Given a random vector $x \in \mathbb{R}^n$ and a classifier $f(x) = \hat{y}$, my goal is to show that the entropy of $\hat{y}$ is at most equal to the entropy of the random vector $x \in \mathbb{R}^n$, ie $H(\hat{y}) \leq H(x)$.
I have begun by writing their joint entropy as both ways below
- $H(x, \hat{y}) = H(\hat{y}) + H(x | \hat{y})$
- $H(x, \hat{y}) = H(x) + H(\hat{y} | x)$
Based the property that $H(X,Y) = H(X)$ if $Y=g(X)$, I have re-written the first equation as
- $H(x) = H(\hat{y}) + H(x | \hat{y})$
and deduced that $H(\hat{y} | x) = 0$
Now, I am trying to find some kind of bound over the first equation that I could leverage to demonstrate $H(\hat{y}) \leq H(x)$. Another property of joint entropy is that $H(X) \geq H(X|Y)$, and from this we are able to determine that $H(\hat{y}) \geq 0$, but I am not sure how this could factor into the proof.
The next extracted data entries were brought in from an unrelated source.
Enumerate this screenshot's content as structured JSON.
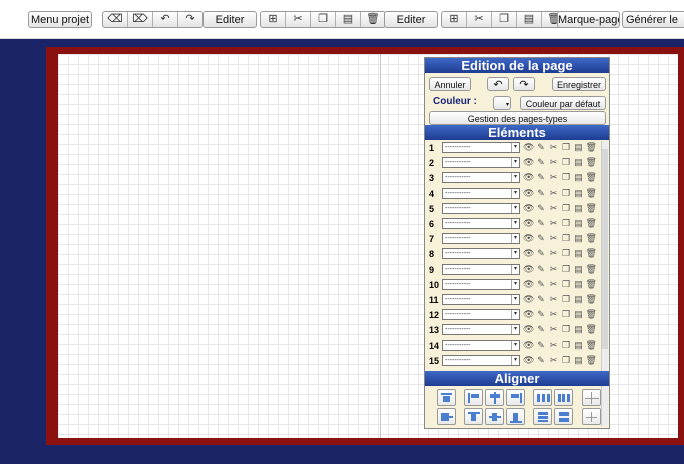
{
  "toolbar": {
    "menu_projet": "Menu projet",
    "editer_1": "Editer",
    "editer_2": "Editer",
    "marque_page": "Marque-page",
    "generer": "Générer le"
  },
  "panel": {
    "edition_title": "Edition de la page",
    "annuler": "Annuler",
    "enregistrer": "Enregistrer",
    "couleur_label": "Couleur :",
    "couleur_defaut": "Couleur par défaut",
    "gestion": "Gestion des pages-types",
    "elements_title": "Eléments",
    "aligner_title": "Aligner",
    "element_rows": [
      {
        "num": "1",
        "value": "-----------"
      },
      {
        "num": "2",
        "value": "-----------"
      },
      {
        "num": "3",
        "value": "-----------"
      },
      {
        "num": "4",
        "value": "-----------"
      },
      {
        "num": "5",
        "value": "-----------"
      },
      {
        "num": "6",
        "value": "-----------"
      },
      {
        "num": "7",
        "value": "-----------"
      },
      {
        "num": "8",
        "value": "-----------"
      },
      {
        "num": "9",
        "value": "-----------"
      },
      {
        "num": "10",
        "value": "-----------"
      },
      {
        "num": "11",
        "value": "-----------"
      },
      {
        "num": "12",
        "value": "-----------"
      },
      {
        "num": "13",
        "value": "-----------"
      },
      {
        "num": "14",
        "value": "-----------"
      },
      {
        "num": "15",
        "value": "-----------"
      }
    ],
    "row_icons": [
      "eye-icon",
      "brush-icon",
      "scissors-icon",
      "copy-icon",
      "paste-icon",
      "trash-icon"
    ]
  },
  "colors": {
    "background": "#1a2466",
    "frame": "#8b1010",
    "panel": "#f6f1d8",
    "header": "#2a52b0"
  }
}
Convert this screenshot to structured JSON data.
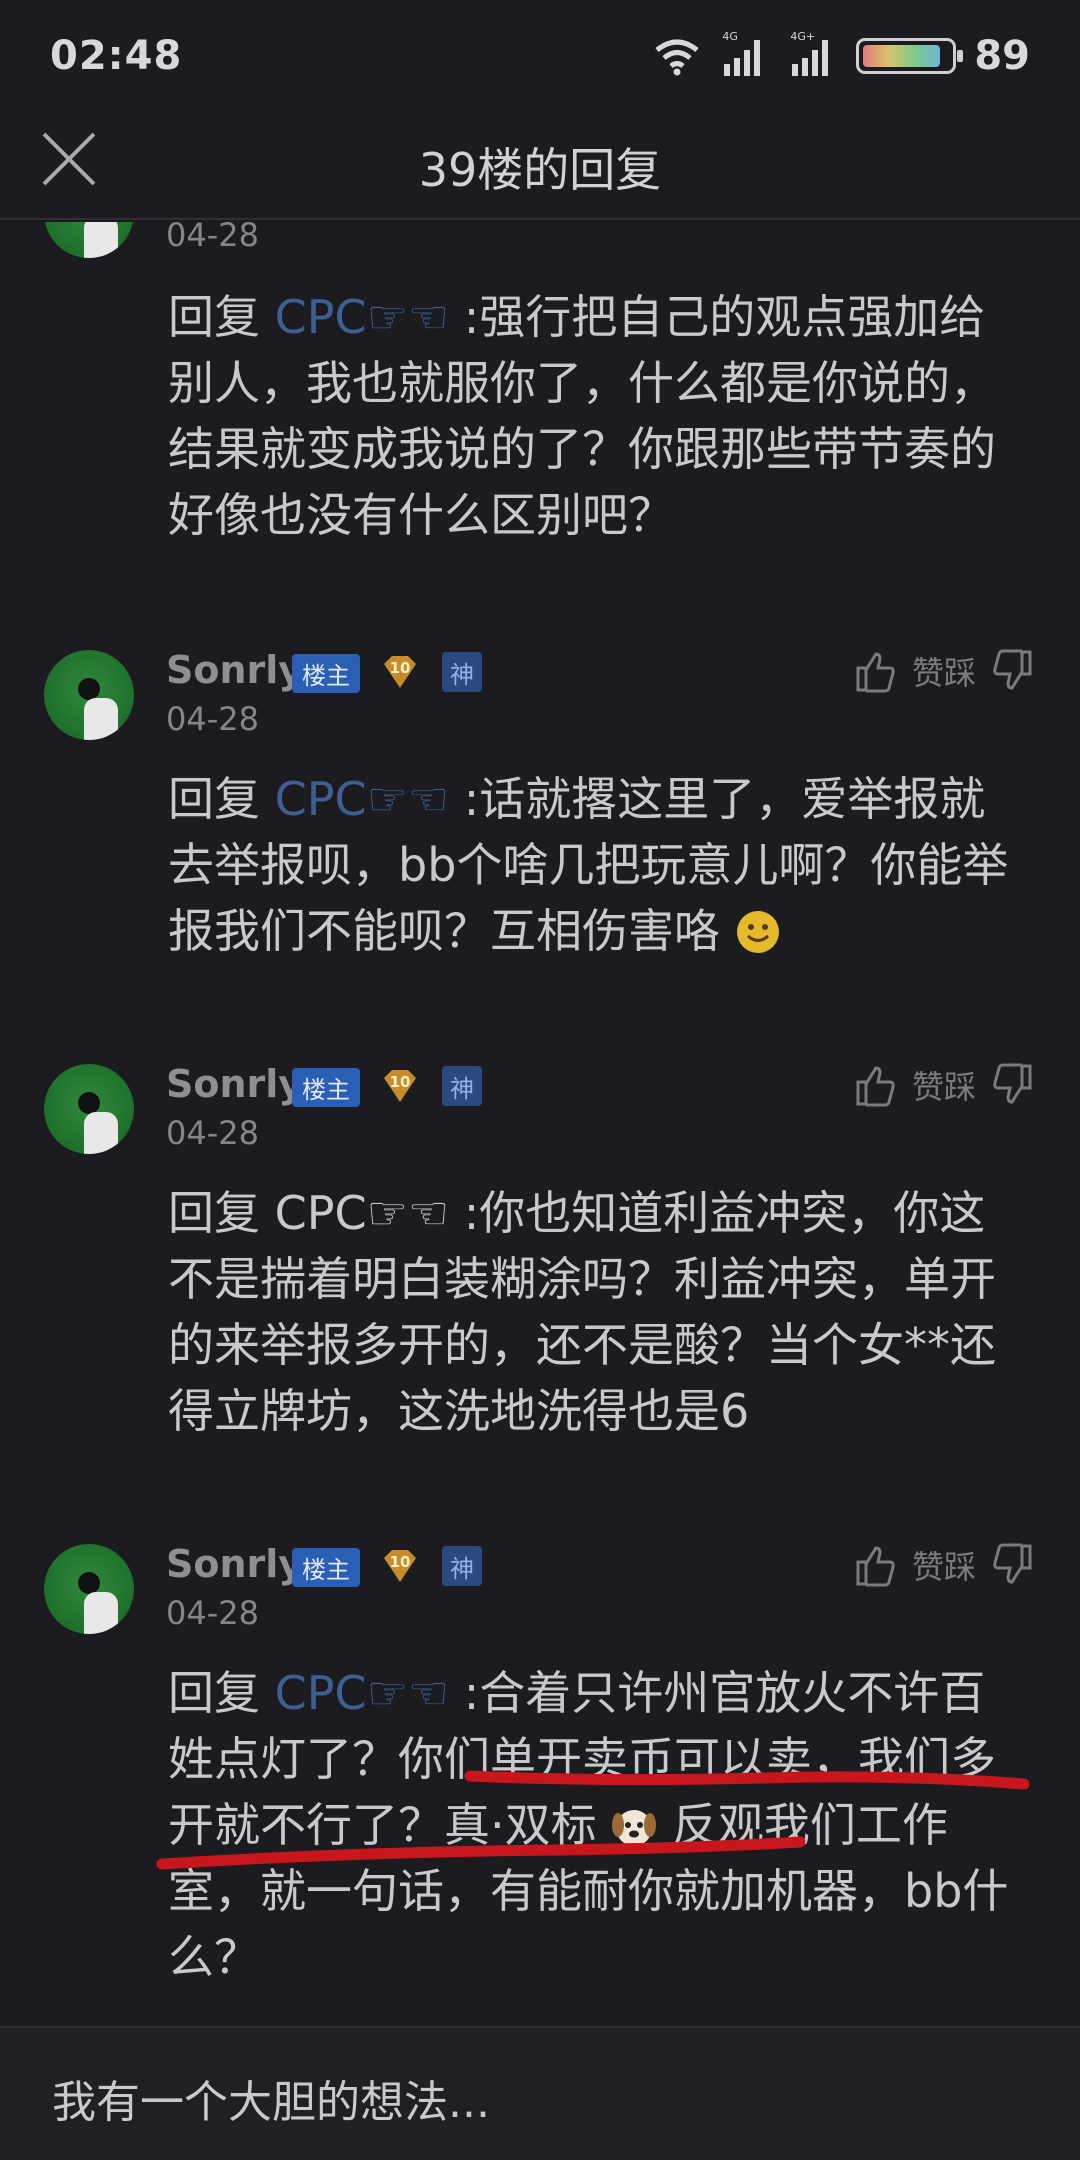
{
  "status_bar": {
    "time": "02:48",
    "net1": "4G",
    "net2": "4G+",
    "battery": "89"
  },
  "header": {
    "title": "39楼的回复"
  },
  "posts": [
    {
      "date": "04-28",
      "reply_prefix": "回复",
      "mention": "CPC☞☜",
      "text": ":强行把自己的观点强加给别人，我也就服你了，什么都是你说的，结果就变成我说的了？你跟那些带节奏的好像也没有什么区别吧？"
    },
    {
      "username": "Sonrly",
      "owner_badge": "楼主",
      "level": "10",
      "god_badge": "神",
      "date": "04-28",
      "vote_label": "赞踩",
      "reply_prefix": "回复",
      "mention": "CPC☞☜",
      "text": ":话就撂这里了，爱举报就去举报呗，bb个啥几把玩意儿啊？你能举报我们不能呗？互相伤害咯"
    },
    {
      "username": "Sonrly",
      "owner_badge": "楼主",
      "level": "10",
      "god_badge": "神",
      "date": "04-28",
      "vote_label": "赞踩",
      "reply_prefix": "回复",
      "mention": "CPC☞☜",
      "text": ":你也知道利益冲突，你这不是揣着明白装糊涂吗？利益冲突，单开的来举报多开的，还不是酸？当个女**还得立牌坊，这洗地洗得也是6"
    },
    {
      "username": "Sonrly",
      "owner_badge": "楼主",
      "level": "10",
      "god_badge": "神",
      "date": "04-28",
      "vote_label": "赞踩",
      "reply_prefix": "回复",
      "mention": "CPC☞☜",
      "text_a": ":合着只许州官放火不许百姓点灯了？你们单开卖币可以卖，我们多开就不行了？真·双标",
      "text_b": "反观我们工作室，就一句话，有能耐你就加机器，bb什么？"
    }
  ],
  "bottom_bar": {
    "placeholder": "我有一个大胆的想法..."
  },
  "colors": {
    "background": "#1b1b20",
    "mention": "#3f5f92",
    "owner_badge": "#2a5fb5",
    "annotation_red": "#c8161d"
  }
}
This is where I am stuck. If anyone can help me find some bound to complete the proof, it would be much appreciated.
You have (in general) :
$$ H(\hat{y}) + H(x | \hat{y}) = H(x) + H(\hat{y} |x )$$
Now, because $\hat{y} = f(x)$ , you have $H(\hat{y} |x )=0$.
Also, $H(x | \hat{y}) \ge 0 $ (any entropy is non-negative), with equality if $x = g(\hat{y})$.
Then $$ H(\hat{y}) \le H(x)$$
with equality iff the function $f$ is one-to-one.